“Intervista” Pezzotta: «Troppe parole, ora i fatti via allo Statuto dei lavori»

08/03/2002

 
 
Pagina 3 – Economia
 
 
L´INTERVISTA
Il segretario Cisl Savino Pezzotta: una nostra proposta per proteggere chi non ha tutele

"Troppe parole, ora i fatti via allo Statuto dei lavori"
          il dialogo Si può vincere anche trattando: noi rimarremo al tavolo con governo e imprese
          RICCARDO DE GENNARO


          ROMA – Qualcuno, negli ambienti del governo, assicura che sia infuriato con il segretario generale della Uil, Luigi Angeletti, per la sua ferma presa di posizione a favore dello sciopero generale, che ha scombinato le carte sul tavolo della trattativa, tavolo al quale – di fatto – la Uil non si è peraltro mai seduta. Il leader della Cisl, Savino Pezzotta, non mostra tuttavia segni di nervosismo, salvo forse quando si affretta a dire che «se il governo cambierà posizione questo premierà la nostra coerenza e disponibilità al dialogo», mentre è chiaro che a pesare sul nuovo atteggiamento dell´esecutivo sia lo sciopero generale proclamato dalla Cgil e quello unitario invocato dalla Uil. Per il resto, forte della sua barba da francescano, Pezzotta mostra il volto del sindacalista serafico, in attesa degli eventi.
          Segretario Pezzotta, il ministro Maroni ha dato ragione a Bossi, il quale ha detto che non si possono fare le riforme a dispetto dei santi e che non si può morire sulle barricate dell´articolo 18. Per questo la prossima settimana annuncerà una nuova proposta del governo. Secondo lei, c´è una retromarcia in vista?
          «Io normalmente sono molto pragmatico. Non mi fermo alle parole, voglio i fatti. Se Maroni ha una proposta da fare la faccia. A quel punto ne discuteremo».
          Si parla di una «riscrittura» dell´articolo 10 della delega, che non contenga più riferimenti all´articolo 18 dello Statuto dei lavoratori. A meno che alla fine non si mantenga la deroga per le piccole aziende che salgono sopra la soglia dei 15 dipendenti. Quale soluzione riscontrerebbe la sua piena soddisfazione?
          «Sarei pienamente soddisfatto se l´articolo 18 scomparisse dalla delega. Il che premierebbe la nostra linea aperta al dialogo con governo e imprenditori».
          Ma se ciò non fosse, lei sarebbe d´accordo con la proposta di sciopero generale unitario lanciata a Torino dalla Uil di Angeletti?
          «Tutti abbiamo sempre detto che se il governo non cambia opinione sull´articolo 18 si arriverebbe allo sciopero generale. Quanto al tavolo di confronto, il compito di un sindacalista è quello di sedersi e trattare, forte delle sue posizioni e delle sue idee. Noi in questo abbiamo sempre mantenuto un atteggiamento coerente».
          Il ministro Maroni, comunque, ha tolto dal tavolo delle parti sociali il tema dei licenziamenti individuali. D´Amato aveva detto che se le modifiche dell´articolo 18 sparivano, la Confindustria non avrebbe partecipato al confronto sulla delega. Pezzotta, quel tavolo c´è ancora o è già saltato?
          «Per me il tavolo resta. Non c´è solo l´articolo 18, bisogna discutere di ammortizzatori sociali, part time, orari, Statuto dei lavori…».
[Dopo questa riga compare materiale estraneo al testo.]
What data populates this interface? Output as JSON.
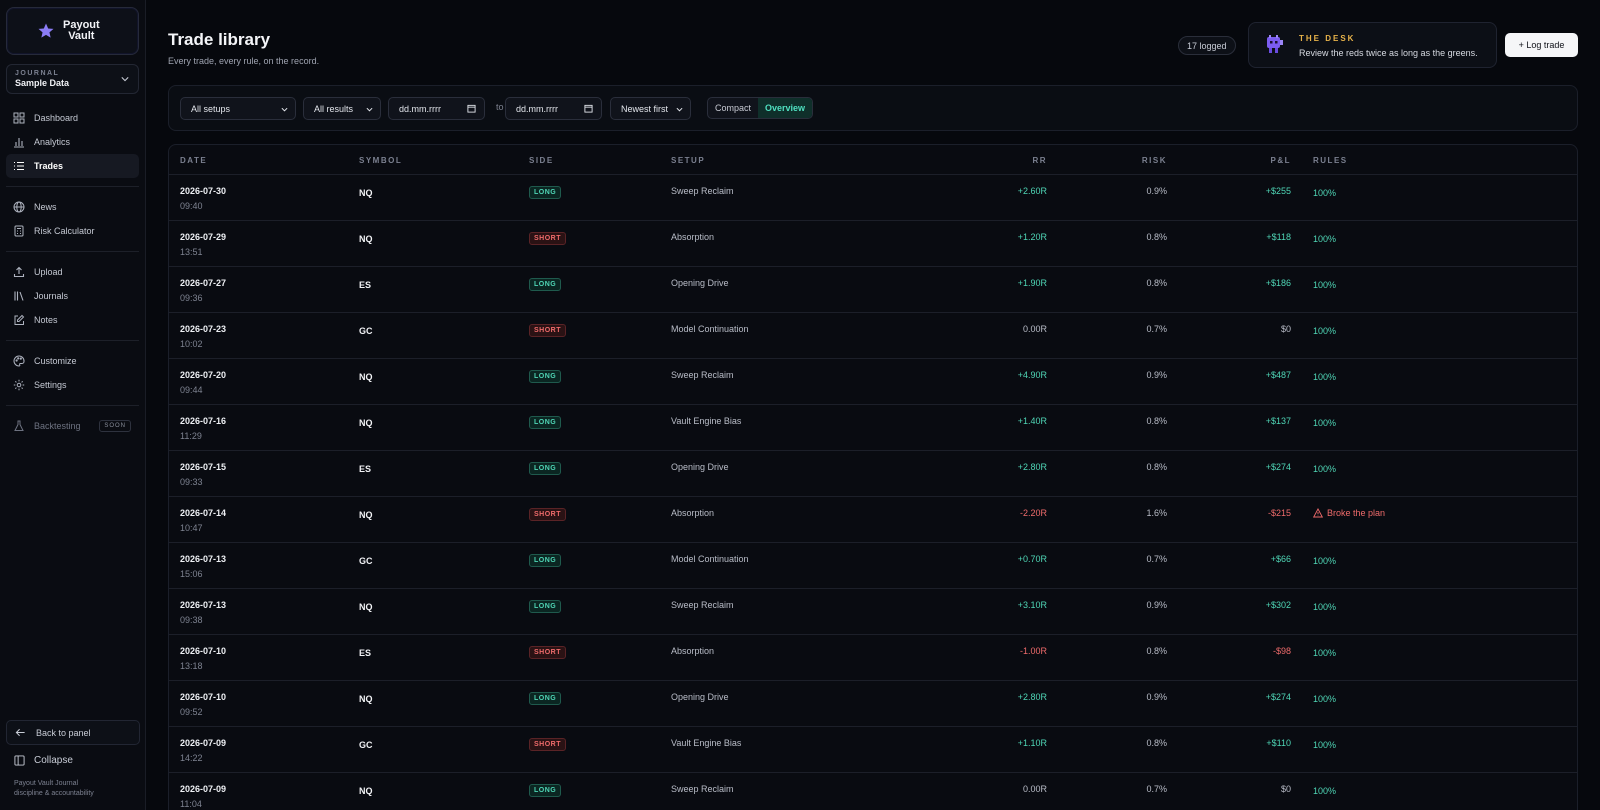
{
  "brand": {
    "line1": "Payout",
    "line2": "Vault"
  },
  "journal": {
    "label": "JOURNAL",
    "value": "Sample Data"
  },
  "nav": {
    "group1": [
      {
        "label": "Dashboard",
        "icon": "grid-icon"
      },
      {
        "label": "Analytics",
        "icon": "bar-chart-icon"
      },
      {
        "label": "Trades",
        "icon": "list-icon",
        "active": true
      }
    ],
    "group2": [
      {
        "label": "News",
        "icon": "globe-icon"
      },
      {
        "label": "Risk Calculator",
        "icon": "calculator-icon"
      }
    ],
    "group3": [
      {
        "label": "Upload",
        "icon": "upload-icon"
      },
      {
        "label": "Journals",
        "icon": "books-icon"
      },
      {
        "label": "Notes",
        "icon": "note-edit-icon"
      }
    ],
    "group4": [
      {
        "label": "Customize",
        "icon": "palette-icon"
      },
      {
        "label": "Settings",
        "icon": "gear-icon"
      }
    ],
    "backtesting": {
      "label": "Backtesting",
      "badge": "SOON"
    }
  },
  "back_label": "Back to panel",
  "collapse_label": "Collapse",
  "footer": {
    "line1": "Payout Vault Journal",
    "line2": "discipline & accountability"
  },
  "header": {
    "title": "Trade library",
    "subtitle": "Every trade, every rule, on the record.",
    "logged": "17 logged",
    "desk_title": "THE DESK",
    "desk_msg": "Review the reds twice as long as the greens.",
    "log_button": "+ Log trade"
  },
  "filters": {
    "setups": "All setups",
    "results": "All results",
    "date_from": "dd.mm.rrrr",
    "to": "to",
    "date_to": "dd.mm.rrrr",
    "sort": "Newest first",
    "view_compact": "Compact",
    "view_overview": "Overview"
  },
  "table": {
    "columns": [
      "DATE",
      "SYMBOL",
      "SIDE",
      "SETUP",
      "RR",
      "RISK",
      "P&L",
      "RULES"
    ],
    "rows": [
      {
        "date": "2026-07-30",
        "time": "09:40",
        "symbol": "NQ",
        "side": "LONG",
        "setup": "Sweep Reclaim",
        "rr": "+2.60R",
        "risk": "0.9%",
        "pnl": "+$255",
        "rules": "100%"
      },
      {
        "date": "2026-07-29",
        "time": "13:51",
        "symbol": "NQ",
        "side": "SHORT",
        "setup": "Absorption",
        "rr": "+1.20R",
        "risk": "0.8%",
        "pnl": "+$118",
        "rules": "100%"
      },
      {
        "date": "2026-07-27",
        "time": "09:36",
        "symbol": "ES",
        "side": "LONG",
        "setup": "Opening Drive",
        "rr": "+1.90R",
        "risk": "0.8%",
        "pnl": "+$186",
        "rules": "100%"
      },
      {
        "date": "2026-07-23",
        "time": "10:02",
        "symbol": "GC",
        "side": "SHORT",
        "setup": "Model Continuation",
        "rr": "0.00R",
        "risk": "0.7%",
        "pnl": "$0",
        "rules": "100%"
      },
      {
        "date": "2026-07-20",
        "time": "09:44",
        "symbol": "NQ",
        "side": "LONG",
        "setup": "Sweep Reclaim",
        "rr": "+4.90R",
        "risk": "0.9%",
        "pnl": "+$487",
        "rules": "100%"
      },
      {
        "date": "2026-07-16",
        "time": "11:29",
        "symbol": "NQ",
        "side": "LONG",
        "setup": "Vault Engine Bias",
        "rr": "+1.40R",
        "risk": "0.8%",
        "pnl": "+$137",
        "rules": "100%"
      },
      {
        "date": "2026-07-15",
        "time": "09:33",
        "symbol": "ES",
        "side": "LONG",
        "setup": "Opening Drive",
        "rr": "+2.80R",
        "risk": "0.8%",
        "pnl": "+$274",
        "rules": "100%"
      },
      {
        "date": "2026-07-14",
        "time": "10:47",
        "symbol": "NQ",
        "side": "SHORT",
        "setup": "Absorption",
        "rr": "-2.20R",
        "risk": "1.6%",
        "pnl": "-$215",
        "rules": "Broke the plan"
      },
      {
        "date": "2026-07-13",
        "time": "15:06",
        "symbol": "GC",
        "side": "LONG",
        "setup": "Model Continuation",
        "rr": "+0.70R",
        "risk": "0.7%",
        "pnl": "+$66",
        "rules": "100%"
      },
      {
        "date": "2026-07-13",
        "time": "09:38",
        "symbol": "NQ",
        "side": "LONG",
        "setup": "Sweep Reclaim",
        "rr": "+3.10R",
        "risk": "0.9%",
        "pnl": "+$302",
        "rules": "100%"
      },
      {
        "date": "2026-07-10",
        "time": "13:18",
        "symbol": "ES",
        "side": "SHORT",
        "setup": "Absorption",
        "rr": "-1.00R",
        "risk": "0.8%",
        "pnl": "-$98",
        "rules": "100%"
      },
      {
        "date": "2026-07-10",
        "time": "09:52",
        "symbol": "NQ",
        "side": "LONG",
        "setup": "Opening Drive",
        "rr": "+2.80R",
        "risk": "0.9%",
        "pnl": "+$274",
        "rules": "100%"
      },
      {
        "date": "2026-07-09",
        "time": "14:22",
        "symbol": "GC",
        "side": "SHORT",
        "setup": "Vault Engine Bias",
        "rr": "+1.10R",
        "risk": "0.8%",
        "pnl": "+$110",
        "rules": "100%"
      },
      {
        "date": "2026-07-09",
        "time": "11:04",
        "symbol": "NQ",
        "side": "LONG",
        "setup": "Sweep Reclaim",
        "rr": "0.00R",
        "risk": "0.7%",
        "pnl": "$0",
        "rules": "100%"
      }
    ]
  },
  "colors": {
    "positive": "#4fd6b6",
    "negative": "#ef6b6b",
    "accent_gold": "#e8b34a",
    "brand_purple": "#8b7cf6"
  }
}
          Ecco, pare proprio che il governo voglia ripartire dallo Statuto dei lavori, inserendo nella delega un articolo che rinvia a un nuova legge delega. Anche questa avrebbe poi bisogno di un avviso comune delle parti sociali, per cui il rischio è che la storia ricominci da capo. Cè questo rischio?
          «Io non lo so, non so quali siano le intenzioni del governo».
          Ma sarebbe una soluzione?
          «Noi abbiamo sempre parlato di una rimodulazione delle tutele a favore di chi non ne ha».
          Questo vorrebbe dire che il governo può proporre di toglierne invece a chi ne ha?
          «Io non lo so. Non posso parlare di una cosa che non c´è ancora».
          La Cisl ha delle proposte sull´estensione delle tutele?
          «Sì, ma le mie carte non le scopro».
          Se, alla fine, non ci fosse invece uno stralcio pieno delle norme sull´articolo 18, la Cisl aderirà a un eventuale sciopero generale unitario?
          «Prima bisogna vedere qual è la proposta del governo. Quanto ai rapporti unitari, io non incontrerò Cofferati e la Cgil prima della loro manifestazione nazionale del 23 marzo. Non lo ritengo opportuno, non voglio aumentare le tensioni che ci sono tra di noi: il mio è un atto di prudenza».